Рудаков подошел к своей группе обреченных:
— Кто желает на тот свет первым, добровольно?
— Што я узе буду за это иметь? — поинтересовался насмешливо Штырцкобер.
— Стакан водки! — ответил Рудаков.
— Но я узе не пью.
— Значит, не сговоримся.
Придорогин вскочил бодро:
— Я хочу быть первым! Чапаев завсегда впереди!
Сержант Комаров поднес Придорогину стакан с водкой:
— Пожалуйста, Василий Ваныч! Выпейте на здоровье. Чапай без чарки — не Чапай!
Придорогин опрокинул водку залпом, в один глоток, поглядел на стакан сокрушенно:
— Мошенники! Стаканы стали делать маленькими. При царе стаканы были в два раза боле!
— Пошли! — толкнул Рудаков пистолетом Придорогина к провалу, ощупывая свой карман, где были запасные патроны.
Комаров помогал Рудакову подгонять Чапаева, ибо он рвался в сторону, выкрикивая:
— Где моя бурка? Пропил Петька бурку! Анка-стерва пулемет на базаре продала. Конь в колхозе издох. И на кой хрен такая жисть нужна?
Партина Ухватова страстно агитировала лежащих рядом смертников:
— Товарищи, не падайте духом! Не роняйте человеческого достоинства! Мы все должны умереть с одним возгласом: «Да здравствует родной и любимый товарищ Сталин!»
В ответ послышалось:
— Я узе не хочу поганить свой язык такими непотребными выражениями.

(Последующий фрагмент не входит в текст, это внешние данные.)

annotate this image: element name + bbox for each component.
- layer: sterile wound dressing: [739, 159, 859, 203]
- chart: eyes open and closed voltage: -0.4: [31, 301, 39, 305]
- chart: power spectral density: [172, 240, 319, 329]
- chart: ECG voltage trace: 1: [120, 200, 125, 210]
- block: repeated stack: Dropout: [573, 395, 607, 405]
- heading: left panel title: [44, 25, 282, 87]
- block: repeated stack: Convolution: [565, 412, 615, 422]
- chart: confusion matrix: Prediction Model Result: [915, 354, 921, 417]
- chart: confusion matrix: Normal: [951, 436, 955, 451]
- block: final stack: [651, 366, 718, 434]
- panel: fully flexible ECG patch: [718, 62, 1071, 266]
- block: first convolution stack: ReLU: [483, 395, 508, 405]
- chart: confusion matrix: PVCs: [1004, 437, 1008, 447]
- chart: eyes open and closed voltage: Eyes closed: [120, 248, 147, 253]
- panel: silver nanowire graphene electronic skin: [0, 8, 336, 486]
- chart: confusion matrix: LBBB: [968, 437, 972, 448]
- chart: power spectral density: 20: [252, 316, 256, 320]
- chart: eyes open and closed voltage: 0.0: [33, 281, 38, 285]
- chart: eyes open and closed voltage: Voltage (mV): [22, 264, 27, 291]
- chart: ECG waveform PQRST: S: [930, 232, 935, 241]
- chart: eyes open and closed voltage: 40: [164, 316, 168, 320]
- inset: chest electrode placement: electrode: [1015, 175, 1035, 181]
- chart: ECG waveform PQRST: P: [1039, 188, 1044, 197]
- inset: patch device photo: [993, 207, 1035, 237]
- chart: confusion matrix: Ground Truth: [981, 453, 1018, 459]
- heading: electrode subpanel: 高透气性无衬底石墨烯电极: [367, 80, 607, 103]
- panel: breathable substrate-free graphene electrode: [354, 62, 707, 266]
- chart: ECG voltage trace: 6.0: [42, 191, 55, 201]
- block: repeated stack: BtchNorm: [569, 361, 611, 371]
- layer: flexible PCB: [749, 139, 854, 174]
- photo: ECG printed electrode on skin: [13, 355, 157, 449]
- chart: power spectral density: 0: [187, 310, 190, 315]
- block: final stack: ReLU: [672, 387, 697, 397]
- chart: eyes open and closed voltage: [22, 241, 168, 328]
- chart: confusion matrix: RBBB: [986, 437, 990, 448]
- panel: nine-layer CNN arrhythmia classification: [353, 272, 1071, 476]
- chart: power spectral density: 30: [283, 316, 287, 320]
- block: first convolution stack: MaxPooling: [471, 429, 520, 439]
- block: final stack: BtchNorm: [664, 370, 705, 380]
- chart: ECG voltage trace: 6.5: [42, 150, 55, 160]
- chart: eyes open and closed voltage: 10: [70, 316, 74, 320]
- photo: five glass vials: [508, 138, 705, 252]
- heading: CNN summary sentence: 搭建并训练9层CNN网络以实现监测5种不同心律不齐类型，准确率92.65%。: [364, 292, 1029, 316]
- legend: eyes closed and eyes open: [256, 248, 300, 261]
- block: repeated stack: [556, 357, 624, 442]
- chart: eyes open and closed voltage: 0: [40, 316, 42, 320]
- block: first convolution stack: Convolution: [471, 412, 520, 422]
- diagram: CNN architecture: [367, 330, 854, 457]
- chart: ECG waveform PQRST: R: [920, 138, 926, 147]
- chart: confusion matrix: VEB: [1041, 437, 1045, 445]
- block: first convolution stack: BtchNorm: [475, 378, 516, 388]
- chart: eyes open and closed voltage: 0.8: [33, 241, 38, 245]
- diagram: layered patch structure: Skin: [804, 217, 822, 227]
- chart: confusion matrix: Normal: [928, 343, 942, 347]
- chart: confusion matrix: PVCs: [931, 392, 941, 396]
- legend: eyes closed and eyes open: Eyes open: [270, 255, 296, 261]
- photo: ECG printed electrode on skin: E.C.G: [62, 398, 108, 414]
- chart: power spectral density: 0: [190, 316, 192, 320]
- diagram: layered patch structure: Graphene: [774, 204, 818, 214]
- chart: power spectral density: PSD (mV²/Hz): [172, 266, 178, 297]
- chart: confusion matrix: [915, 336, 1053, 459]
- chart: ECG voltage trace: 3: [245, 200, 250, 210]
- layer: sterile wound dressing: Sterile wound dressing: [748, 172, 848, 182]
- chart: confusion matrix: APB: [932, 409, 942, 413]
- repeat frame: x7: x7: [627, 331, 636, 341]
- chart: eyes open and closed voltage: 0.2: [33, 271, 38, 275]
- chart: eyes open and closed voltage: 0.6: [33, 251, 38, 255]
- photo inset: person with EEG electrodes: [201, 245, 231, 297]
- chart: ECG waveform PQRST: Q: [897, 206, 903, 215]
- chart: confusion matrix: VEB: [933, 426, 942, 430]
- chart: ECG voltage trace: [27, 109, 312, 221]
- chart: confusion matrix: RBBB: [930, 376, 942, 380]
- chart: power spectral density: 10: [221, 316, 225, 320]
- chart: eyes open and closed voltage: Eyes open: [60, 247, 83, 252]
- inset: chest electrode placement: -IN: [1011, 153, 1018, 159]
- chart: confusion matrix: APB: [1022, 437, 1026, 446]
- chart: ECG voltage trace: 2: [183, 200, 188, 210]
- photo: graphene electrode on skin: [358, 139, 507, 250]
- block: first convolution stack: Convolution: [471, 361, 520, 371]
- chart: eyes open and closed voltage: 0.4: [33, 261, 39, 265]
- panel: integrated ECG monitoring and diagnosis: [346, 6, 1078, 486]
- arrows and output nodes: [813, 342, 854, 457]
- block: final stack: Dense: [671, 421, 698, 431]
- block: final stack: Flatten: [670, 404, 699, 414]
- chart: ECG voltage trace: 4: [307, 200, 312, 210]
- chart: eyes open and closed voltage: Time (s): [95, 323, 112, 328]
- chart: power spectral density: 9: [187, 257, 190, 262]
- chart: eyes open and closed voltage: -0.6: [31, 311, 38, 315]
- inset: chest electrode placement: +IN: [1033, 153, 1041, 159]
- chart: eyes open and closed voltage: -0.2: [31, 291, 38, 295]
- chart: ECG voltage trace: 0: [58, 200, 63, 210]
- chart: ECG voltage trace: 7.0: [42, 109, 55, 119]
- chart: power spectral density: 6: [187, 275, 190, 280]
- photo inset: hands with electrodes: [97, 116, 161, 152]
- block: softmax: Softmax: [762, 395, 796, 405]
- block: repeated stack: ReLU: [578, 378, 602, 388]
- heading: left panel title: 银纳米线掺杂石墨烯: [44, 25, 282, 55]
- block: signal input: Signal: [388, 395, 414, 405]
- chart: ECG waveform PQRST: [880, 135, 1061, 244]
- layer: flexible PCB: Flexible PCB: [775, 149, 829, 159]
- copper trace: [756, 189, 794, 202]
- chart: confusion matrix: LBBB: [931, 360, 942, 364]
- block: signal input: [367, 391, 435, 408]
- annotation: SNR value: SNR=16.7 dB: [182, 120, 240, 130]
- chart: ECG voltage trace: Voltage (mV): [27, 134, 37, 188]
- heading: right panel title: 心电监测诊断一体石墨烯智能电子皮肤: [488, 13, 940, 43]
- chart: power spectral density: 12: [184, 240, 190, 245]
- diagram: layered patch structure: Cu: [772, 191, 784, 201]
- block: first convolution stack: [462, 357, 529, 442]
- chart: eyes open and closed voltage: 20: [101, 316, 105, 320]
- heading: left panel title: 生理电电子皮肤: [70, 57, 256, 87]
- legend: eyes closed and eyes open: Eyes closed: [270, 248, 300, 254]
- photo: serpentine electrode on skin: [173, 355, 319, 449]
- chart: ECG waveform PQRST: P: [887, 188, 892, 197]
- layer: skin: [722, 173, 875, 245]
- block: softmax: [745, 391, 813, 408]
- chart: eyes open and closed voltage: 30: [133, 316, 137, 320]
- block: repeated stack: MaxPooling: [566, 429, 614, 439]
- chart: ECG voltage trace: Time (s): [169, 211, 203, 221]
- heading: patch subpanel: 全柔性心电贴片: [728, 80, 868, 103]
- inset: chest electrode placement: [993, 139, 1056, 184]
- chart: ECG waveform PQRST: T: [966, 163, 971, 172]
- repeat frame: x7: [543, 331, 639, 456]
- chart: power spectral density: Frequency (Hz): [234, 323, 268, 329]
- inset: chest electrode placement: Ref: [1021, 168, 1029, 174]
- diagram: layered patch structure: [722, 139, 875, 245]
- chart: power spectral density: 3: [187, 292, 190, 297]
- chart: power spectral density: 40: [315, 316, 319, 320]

— Пошел он в жопу, твой Сталин!
— С нами Ленин, зачем нам Сталин?
— Неужели и Ленина расстреляют!
— Если Чапаева расстреливают, почему не расстрелять Ленина?
Телегин пихнул сапогом Порошина:
— Вставай, ты у меня будешь первым.
Антон подвел Порошина к шурфу, воспользовался тем, что Рудаков и Комаров возятся со скандальным Чапаевым:
— Слушай меня внимательно, Аркаша. И голову не поворачивай, стой ко мне затылком. Я выстрелю как бы мимо, ну, в крайнем случае, царапну или ухо продырявлю пулей. Ты с выстрелом падай в шахту без боязни. Там не так уж глубоко. И соломы я бросил туда две копны. Ночью я вернусь и вызволю тебя. Понял?
— Да, понял. Но ты, Антон, и друга бы моего спас...
— Какого друга, Аркаша?
— Мишку Гейнемана.
— С кой стати я буду спасать этого порхатого жида? — выстрелил Телегин, разорвав Порошину пулей левую ушную раковину.
Аркадий Иванович упал в шурф, скручиваясь на лету в калачик. Телегин негодовал: нахал этот Порошин! О Гераське не вспомнил, начал просить за какого-то жалкого еврея. Просил бы уж тогда за Штырцкобера. Тот хоть мужик веселый, с юмором. Почему люди так неразборчивы?
Рудаков и Комаров так и не смогли поставить Придорогина к провалу, А когда он бросился на них с шилом, вытащенным из кармана, пристрелили его, взяли за руки и за ноги, сбросили в шурф.
— Вот хам, стакан водки выманил и обманул. Не Чапаев, а жулик, — бухтел сержант Комаров.
У них и следующая фигура оказалась трудной. Рудаков поднял Партину Ухватову, а она отбивалась, вопила:
— Товарищи красноармейцы! Напишите письмо товарищу Сталину! В НКВД пробрались враги народа, вредители, троцкисты! Они уничтожают коммунистов и честных людей! Товарищи красноармейцы! Неужели среди вас нет преданных комсомольцев? Сообщите товарищу Сталину о том, что видели! Да здравствует партия большевиков! Да здравствует советская власть! Да здравствует товарищ Сталин!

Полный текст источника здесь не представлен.